With the tip of the blade, she nipped away more of the clinging muscle. Then, she used the pliers again to check resistance. The arrow was embedded in the bone. She was going to have to cut deeper. Pushing her finger into the incision, she felt her way along the junction and cut through the next layer of muscle until she encountered the arrowhead itself. It was smooth, a little over a centimetre in diameter, possibly some kind of bone, but black in colour. She grasped hold of it with the pliers and began twisting.
Suddenly it came free, and Douglas came to with an ear-splitting scream.

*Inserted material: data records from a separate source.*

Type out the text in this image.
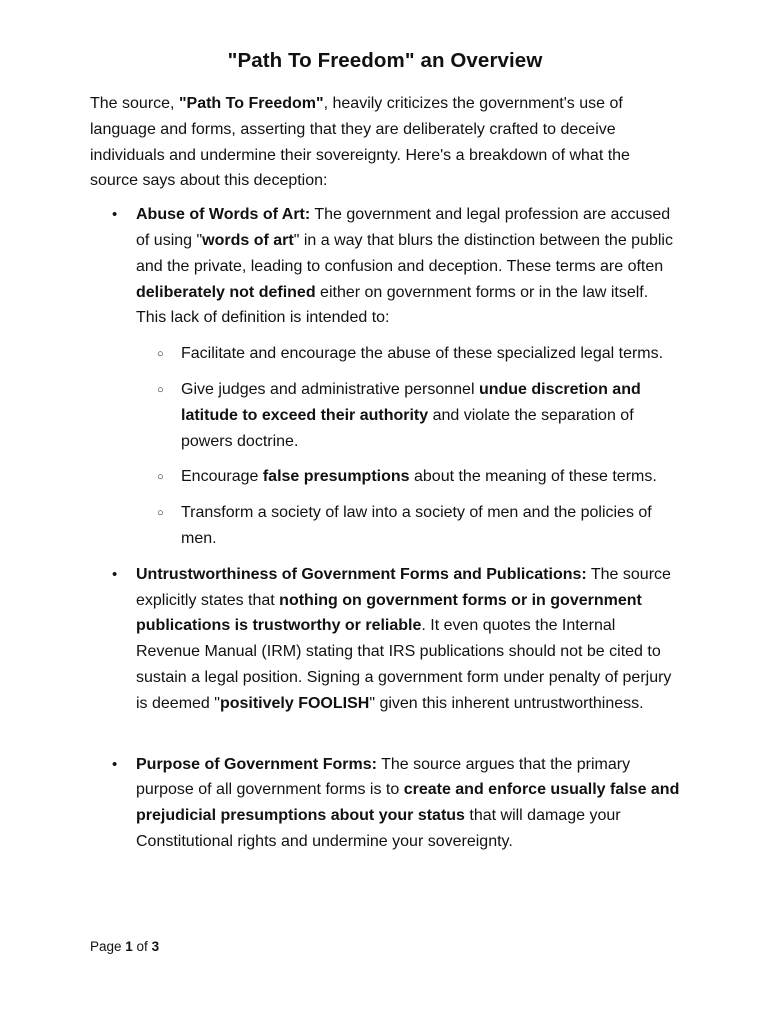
"Path To Freedom" an Overview

The source, "Path To Freedom", heavily criticizes the government's use of language and forms, asserting that they are deliberately crafted to deceive individuals and undermine their sovereignty. Here's a breakdown of what the source says about this deception:

• Abuse of Words of Art: The government and legal profession are accused of using "words of art" in a way that blurs the distinction between the public and the private, leading to confusion and deception. These terms are often deliberately not defined either on government forms or in the law itself. This lack of definition is intended to:
○ Facilitate and encourage the abuse of these specialized legal terms.
○ Give judges and administrative personnel undue discretion and latitude to exceed their authority and violate the separation of powers doctrine.
○ Encourage false presumptions about the meaning of these terms.
○ Transform a society of law into a society of men and the policies of men.
• Untrustworthiness of Government Forms and Publications: The source explicitly states that nothing on government forms or in government publications is trustworthy or reliable. It even quotes the Internal Revenue Manual (IRM) stating that IRS publications should not be cited to sustain a legal position. Signing a government form under penalty of perjury is deemed "positively FOOLISH" given this inherent untrustworthiness.
• Purpose of Government Forms: The source argues that the primary purpose of all government forms is to create and enforce usually false and prejudicial presumptions about your status that will damage your Constitutional rights and undermine your sovereignty.
Page 1 of 3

Nash bore down as instructed.
‘Hang in there, Frank,’ he grunted, struggling to keep him still.
A hole was visible in the white of Douglas’s rib, and before the wound refilled with blood, Mia caught sight of bright red lung tissue beneath. With her free hand, she placed a pad in the wound and applied pressure.
‘Oh shit,’ groaned Douglas.
‘There is no frothing, Frank,’ she encouraged him loudly. ‘The lung is OK.’

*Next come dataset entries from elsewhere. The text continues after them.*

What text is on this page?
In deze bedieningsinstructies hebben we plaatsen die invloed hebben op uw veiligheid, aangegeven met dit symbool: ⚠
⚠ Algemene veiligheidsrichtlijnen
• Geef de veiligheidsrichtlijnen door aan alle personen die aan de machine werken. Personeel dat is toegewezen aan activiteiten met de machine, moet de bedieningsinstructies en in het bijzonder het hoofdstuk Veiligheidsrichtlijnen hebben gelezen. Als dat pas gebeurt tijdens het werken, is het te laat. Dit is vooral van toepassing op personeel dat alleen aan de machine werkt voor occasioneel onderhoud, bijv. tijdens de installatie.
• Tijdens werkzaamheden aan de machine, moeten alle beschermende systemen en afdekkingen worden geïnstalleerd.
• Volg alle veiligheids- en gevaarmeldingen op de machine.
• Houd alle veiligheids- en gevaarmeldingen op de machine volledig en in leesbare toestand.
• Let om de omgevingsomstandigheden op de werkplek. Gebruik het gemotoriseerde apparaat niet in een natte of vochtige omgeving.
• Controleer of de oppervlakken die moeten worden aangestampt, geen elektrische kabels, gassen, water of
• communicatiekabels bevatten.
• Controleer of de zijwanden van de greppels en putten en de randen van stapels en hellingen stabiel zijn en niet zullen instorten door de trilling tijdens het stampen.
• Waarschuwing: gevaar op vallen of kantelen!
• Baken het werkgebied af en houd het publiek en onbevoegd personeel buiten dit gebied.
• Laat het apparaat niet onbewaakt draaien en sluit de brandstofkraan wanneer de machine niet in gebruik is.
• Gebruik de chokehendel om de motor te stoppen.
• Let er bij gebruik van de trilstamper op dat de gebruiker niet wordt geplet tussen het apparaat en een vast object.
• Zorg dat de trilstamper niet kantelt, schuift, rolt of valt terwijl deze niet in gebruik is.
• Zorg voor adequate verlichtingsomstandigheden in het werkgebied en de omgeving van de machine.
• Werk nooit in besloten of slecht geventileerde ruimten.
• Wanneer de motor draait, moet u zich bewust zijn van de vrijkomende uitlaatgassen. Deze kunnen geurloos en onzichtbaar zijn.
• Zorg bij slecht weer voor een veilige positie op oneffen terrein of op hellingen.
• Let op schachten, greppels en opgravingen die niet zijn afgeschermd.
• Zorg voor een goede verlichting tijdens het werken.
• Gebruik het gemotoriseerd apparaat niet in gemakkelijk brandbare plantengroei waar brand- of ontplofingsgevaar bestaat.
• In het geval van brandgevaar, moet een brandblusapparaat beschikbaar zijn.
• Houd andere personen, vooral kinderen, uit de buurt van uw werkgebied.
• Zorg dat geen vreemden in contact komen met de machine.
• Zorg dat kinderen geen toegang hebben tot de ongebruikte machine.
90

Douglas mercifully passed out again, and Mia was able to examine the peculiar black arrowhead in the jaws of the pliers. Projecting from a scaly ball, it was as long as a man’s finger, tapering to a sharp point with a distinct curve.
‘What is that?’ Rob was looking pale.
‘It’s a cassowary claw. The inner t
oe is used like a dagger for defence.’
The very idea of it – not to mention the bacterial load – was revolting. Mia proceeded to thoroughly clean the wound of detritus and bone fragments. Then she doused everything with generous glugs of rum, and stitched the lower pectoralis muscle closed with the light monofilament fishing line Nash had found on the bridge. For a drain, she used a small length of plastic tubing from the water filter. Finally, she stitched up the upper layers of the pectoral muscle and the epidermis and dressed it. By the time this was done, she was drenched in sweat.

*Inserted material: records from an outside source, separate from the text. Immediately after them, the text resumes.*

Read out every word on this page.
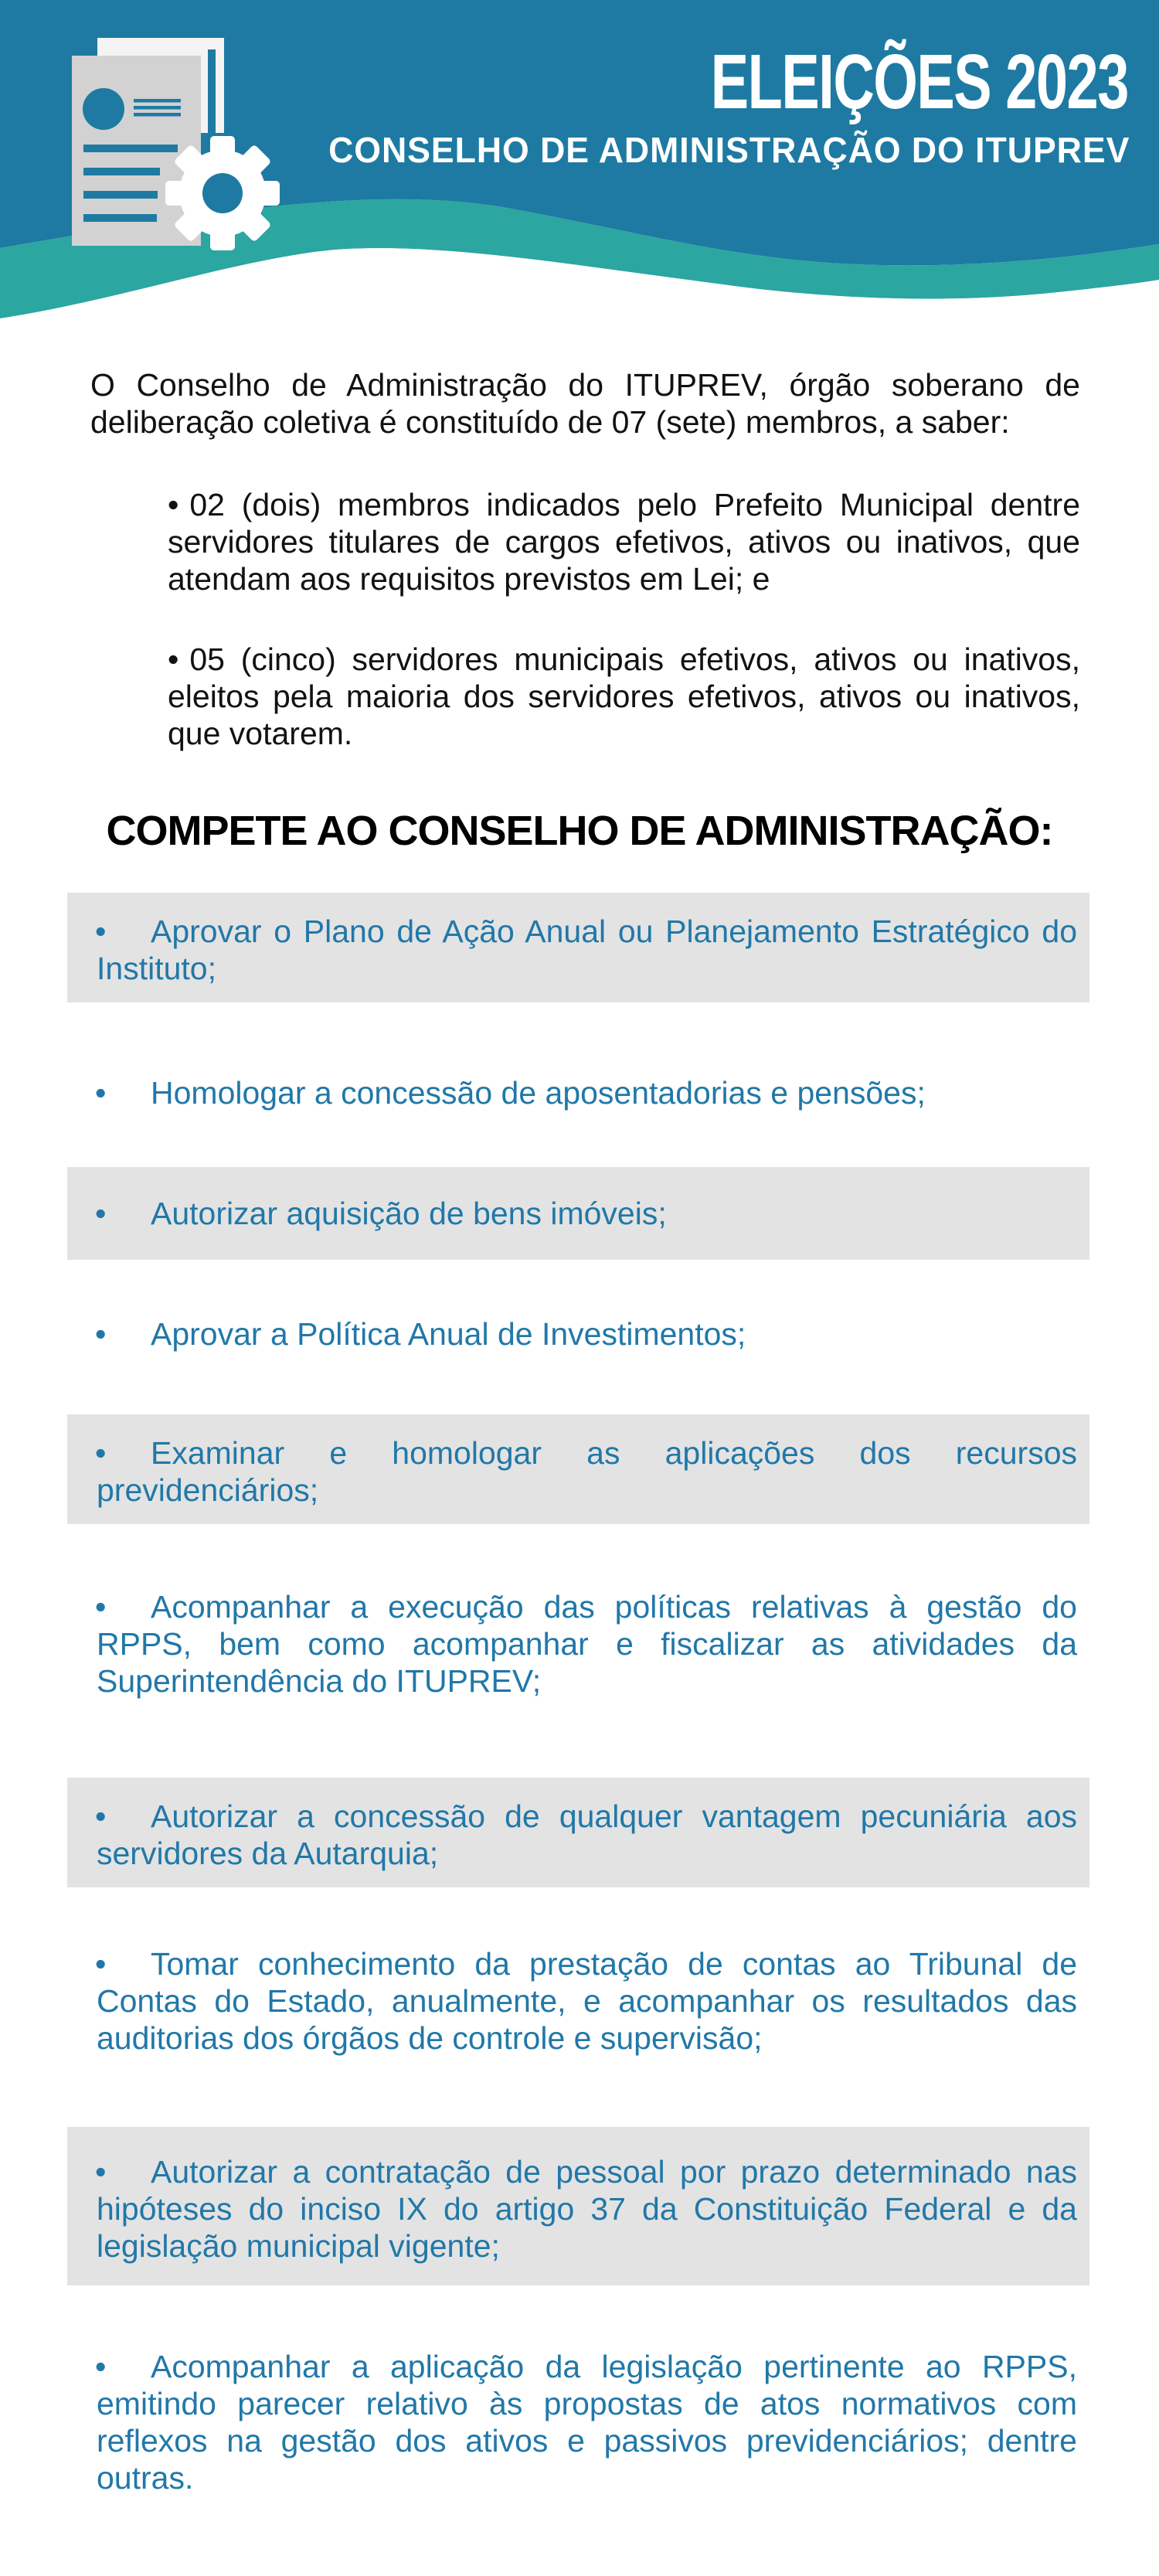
ELEIÇÕES 2023
CONSELHO DE ADMINISTRAÇÃO DO ITUPREV

O Conselho de Administração do ITUPREV, órgão soberano de deliberação coletiva é constituído de 07 (sete) membros, a saber:

• 02 (dois) membros indicados pelo Prefeito Municipal dentre servidores titulares de cargos efetivos, ativos ou inativos, que atendam aos requisitos previstos em Lei; e

• 05 (cinco) servidores municipais efetivos, ativos ou inativos, eleitos pela maioria dos servidores efetivos, ativos ou inativos, que votarem.

COMPETE AO CONSELHO DE ADMINISTRAÇÃO:
•	Aprovar o Plano de Ação Anual ou Planejamento Estratégico do Instituto;

•	Homologar a concessão de aposentadorias e pensões;

•	Autorizar aquisição de bens imóveis;

•	Aprovar a Política Anual de Investimentos;

•	Examinar e homologar as aplicações dos recursos previdenciários;

•	Acompanhar a execução das políticas relativas à gestão do RPPS, bem como acompanhar e fiscalizar as atividades da Superintendência do ITUPREV;

•	Autorizar a concessão de qualquer vantagem pecuniária aos servidores da Autarquia;

•	Tomar conhecimento da prestação de contas ao Tribunal de Contas do Estado, anualmente, e acompanhar os resultados das auditorias dos órgãos de controle e supervisão;

•	Autorizar a contratação de pessoal por prazo determinado nas hipóteses do inciso IX do artigo 37 da Constituição Federal e da legislação municipal vigente;

•	Acompanhar a aplicação da legislação pertinente ao RPPS, emitindo parecer relativo às propostas de atos normativos com reflexos na gestão dos ativos e passivos previdenciários; dentre outras.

‘I’ve done what I can. What he urgently requires is antibiotics. I’ll go and have a word with Kaboro about sending the chopper for some. That was the tender we heard a while ago, wasn’t it?’
Nash frowned. ‘Yeah, I thought he would have got down here by now.’
Suddenly, the tools on the tray rattled and sprang into life. A glass smashed on the deck, and the whole cabin began to shudder as the Albany’s engines started up.
‘High tide?’ Mia stared at Nash.
‘Yes, but we were going to stay put to preserve the crime scene –’
Nash broke off as an appalling smell filled their nostrils. Through the porthole, a huge column of oily black smoke could be seen climbing into the sky.
The PNGDF men had dug the pit in the soft and charred ground behind the riverbank. There had been little conversation, and resentment filled the air almost as thickly as the stench of charred flesh. Singkepe had dug with a vengeance. The men had a right to be angry. Kept in the dark over the purpose of the expedition, they’d been treated like shit from the start, and now they’d lost three good friends whom they were disposing of like rubbish.
Carefully, they’d placed the bodies of Faiwalati, Wirake and Moses in the bottom of the deep pit. Standing at attention, they’d sung the national anthem and wept tears of shame. Singkepe had led them in the Lord’s Prayer, and then they got on with the gruesome task of collecting the mangled bodies of the villagers.